Incluso ser foráneo es una travesía que va más allá de lo geográfico: es un viaje interno, una búsqueda constante por encontrarnos en medio del cambio. Cada día se vuelve una lección, una oportunidad para superarnos. Desde el primer intento de cocinar lo que hacía mamá, hasta el momento en que logramos organizarnos sin que nadie nos lo recuerde. Nos damos cuenta de que, aunque la distancia duela, también nos hace más fuertes.

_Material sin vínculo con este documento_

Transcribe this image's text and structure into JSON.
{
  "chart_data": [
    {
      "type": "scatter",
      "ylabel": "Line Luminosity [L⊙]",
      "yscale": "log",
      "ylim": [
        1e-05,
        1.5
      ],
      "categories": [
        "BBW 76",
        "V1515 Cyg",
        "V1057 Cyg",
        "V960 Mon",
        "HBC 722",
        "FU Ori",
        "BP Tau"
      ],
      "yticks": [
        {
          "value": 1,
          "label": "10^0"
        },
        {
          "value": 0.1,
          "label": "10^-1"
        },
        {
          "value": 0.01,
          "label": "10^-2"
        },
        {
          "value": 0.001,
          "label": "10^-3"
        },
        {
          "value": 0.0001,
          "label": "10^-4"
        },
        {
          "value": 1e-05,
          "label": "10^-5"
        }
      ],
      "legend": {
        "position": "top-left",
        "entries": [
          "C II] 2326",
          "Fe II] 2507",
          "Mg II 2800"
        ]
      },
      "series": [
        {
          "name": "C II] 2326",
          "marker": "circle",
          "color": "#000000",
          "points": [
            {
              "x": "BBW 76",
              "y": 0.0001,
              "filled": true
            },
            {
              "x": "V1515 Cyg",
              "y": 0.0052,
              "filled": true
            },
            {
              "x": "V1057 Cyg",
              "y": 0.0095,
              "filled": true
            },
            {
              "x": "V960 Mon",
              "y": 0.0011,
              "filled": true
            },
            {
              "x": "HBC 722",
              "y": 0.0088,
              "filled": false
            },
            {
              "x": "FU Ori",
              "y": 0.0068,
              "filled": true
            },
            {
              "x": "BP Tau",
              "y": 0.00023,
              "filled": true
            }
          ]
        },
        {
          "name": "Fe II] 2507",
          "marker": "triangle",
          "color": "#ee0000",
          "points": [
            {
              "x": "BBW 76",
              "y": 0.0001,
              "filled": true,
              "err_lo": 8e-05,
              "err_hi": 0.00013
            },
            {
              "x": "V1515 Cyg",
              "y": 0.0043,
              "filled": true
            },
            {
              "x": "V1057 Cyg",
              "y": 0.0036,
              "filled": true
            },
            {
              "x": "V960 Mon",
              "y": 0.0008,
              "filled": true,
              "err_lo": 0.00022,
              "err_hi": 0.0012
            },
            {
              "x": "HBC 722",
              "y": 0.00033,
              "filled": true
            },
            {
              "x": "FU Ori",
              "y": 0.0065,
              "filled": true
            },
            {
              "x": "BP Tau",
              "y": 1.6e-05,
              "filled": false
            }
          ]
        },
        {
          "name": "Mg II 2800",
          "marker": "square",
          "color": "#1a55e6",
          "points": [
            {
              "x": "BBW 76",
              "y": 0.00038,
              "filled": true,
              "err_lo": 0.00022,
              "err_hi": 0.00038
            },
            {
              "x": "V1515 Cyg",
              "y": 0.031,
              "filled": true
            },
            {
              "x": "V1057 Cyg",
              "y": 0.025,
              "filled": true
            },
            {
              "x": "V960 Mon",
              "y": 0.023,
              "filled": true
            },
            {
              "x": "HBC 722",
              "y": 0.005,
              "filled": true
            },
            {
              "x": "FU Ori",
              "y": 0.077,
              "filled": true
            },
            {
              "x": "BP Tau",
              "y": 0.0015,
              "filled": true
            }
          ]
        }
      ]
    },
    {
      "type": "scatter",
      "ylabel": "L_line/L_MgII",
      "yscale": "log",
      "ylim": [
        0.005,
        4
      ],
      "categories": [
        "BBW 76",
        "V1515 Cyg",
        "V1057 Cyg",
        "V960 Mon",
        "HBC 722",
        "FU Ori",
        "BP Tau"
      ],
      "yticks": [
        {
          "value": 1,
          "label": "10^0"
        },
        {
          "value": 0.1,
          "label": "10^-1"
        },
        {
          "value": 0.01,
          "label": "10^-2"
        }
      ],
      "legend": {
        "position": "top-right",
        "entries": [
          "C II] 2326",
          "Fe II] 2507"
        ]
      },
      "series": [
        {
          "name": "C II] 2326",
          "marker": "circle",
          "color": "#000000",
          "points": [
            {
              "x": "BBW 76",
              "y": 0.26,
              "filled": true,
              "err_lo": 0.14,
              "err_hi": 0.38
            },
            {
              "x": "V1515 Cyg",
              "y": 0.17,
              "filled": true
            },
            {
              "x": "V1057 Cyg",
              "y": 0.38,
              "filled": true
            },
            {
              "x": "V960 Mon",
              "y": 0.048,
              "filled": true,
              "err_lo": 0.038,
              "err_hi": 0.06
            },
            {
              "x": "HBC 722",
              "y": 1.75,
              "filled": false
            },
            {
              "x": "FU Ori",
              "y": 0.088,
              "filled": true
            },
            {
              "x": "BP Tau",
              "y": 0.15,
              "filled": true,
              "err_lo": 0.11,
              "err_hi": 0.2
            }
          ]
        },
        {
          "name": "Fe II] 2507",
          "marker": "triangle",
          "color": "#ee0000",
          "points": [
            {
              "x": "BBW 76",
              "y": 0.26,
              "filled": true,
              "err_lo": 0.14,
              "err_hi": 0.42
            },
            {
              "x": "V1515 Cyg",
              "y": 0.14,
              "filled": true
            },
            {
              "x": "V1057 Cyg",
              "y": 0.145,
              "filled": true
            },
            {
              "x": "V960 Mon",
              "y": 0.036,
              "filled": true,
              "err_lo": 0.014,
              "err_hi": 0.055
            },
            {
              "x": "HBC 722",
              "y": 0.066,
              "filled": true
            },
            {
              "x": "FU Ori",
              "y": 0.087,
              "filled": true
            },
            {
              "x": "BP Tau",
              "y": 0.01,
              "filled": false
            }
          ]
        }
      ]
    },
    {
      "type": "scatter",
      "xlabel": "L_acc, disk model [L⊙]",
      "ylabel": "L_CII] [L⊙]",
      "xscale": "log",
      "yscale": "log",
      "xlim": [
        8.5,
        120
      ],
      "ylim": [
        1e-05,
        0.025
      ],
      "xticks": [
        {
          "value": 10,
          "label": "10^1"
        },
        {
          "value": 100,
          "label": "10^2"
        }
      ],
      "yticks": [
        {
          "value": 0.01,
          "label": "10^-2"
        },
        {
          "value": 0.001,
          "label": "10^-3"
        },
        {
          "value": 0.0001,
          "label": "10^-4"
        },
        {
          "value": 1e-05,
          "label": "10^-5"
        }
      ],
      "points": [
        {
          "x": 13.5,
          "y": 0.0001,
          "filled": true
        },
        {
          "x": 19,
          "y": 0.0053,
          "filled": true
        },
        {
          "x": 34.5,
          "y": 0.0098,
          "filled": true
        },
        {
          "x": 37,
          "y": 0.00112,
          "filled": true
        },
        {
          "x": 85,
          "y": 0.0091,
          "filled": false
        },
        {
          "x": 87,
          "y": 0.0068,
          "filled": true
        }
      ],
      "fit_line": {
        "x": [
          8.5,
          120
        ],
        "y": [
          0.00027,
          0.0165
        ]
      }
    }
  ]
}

Pero no todo es. Muchos de los estudiantes coinciden en que cada esfuerzo vale la pena. “La mejor recompensa de estar lejos es que tus papás te vean consiguiendo tus sueños”, escribió un alumno. Esa frase resume el sentido de todo este camino: la distancia duele, pero se transforma en motivación.

Ser estudiante foráneo de medicina es aprender a curar mientras se aprende a resistir. Es vivir con el cansancio en los hombros y la nostalgia en el pecho, pero también con la convicción de que cada día lejos de casa acerca un poco más al sueño. Aprender a vivir lejos de casa es también aprender a convivir con la ausencia, no solo la de los seres queridos, sino la de las pequeñas rutinas que antes parecían insignificantes: los desayunos familiares, las pláticas de sobremesa, el ruido cotidiano que hoy se reemplaza por el silencio de un cuarto ajeno.

Poco a poco, ese silencio se vuelve maestro. Nos enseña a estar con nosotros mismos, a crecer en lo simple y a valorar lo que antes dábamos por sentado.
Y entonces, si ya hemos sido capaces de dejar nuestro hogar para seguir un sueño, llega el momento de replantear las preguntas:

¿Por qué no atrevernos a alcanzar más? ¿Por qué no perseguir lo que realmente nos apasiona, aunque el camino parezca incierto? ¿Por qué no confiar en que todo este esfuerzo vale la pena? ¿Por qué no creer que, aunque estemos lejos, seguimos llevando a nuestra familia y nuestras raíces dentro? ¿Y por qué no soñar más alto, si ya aprendimos a volar solos?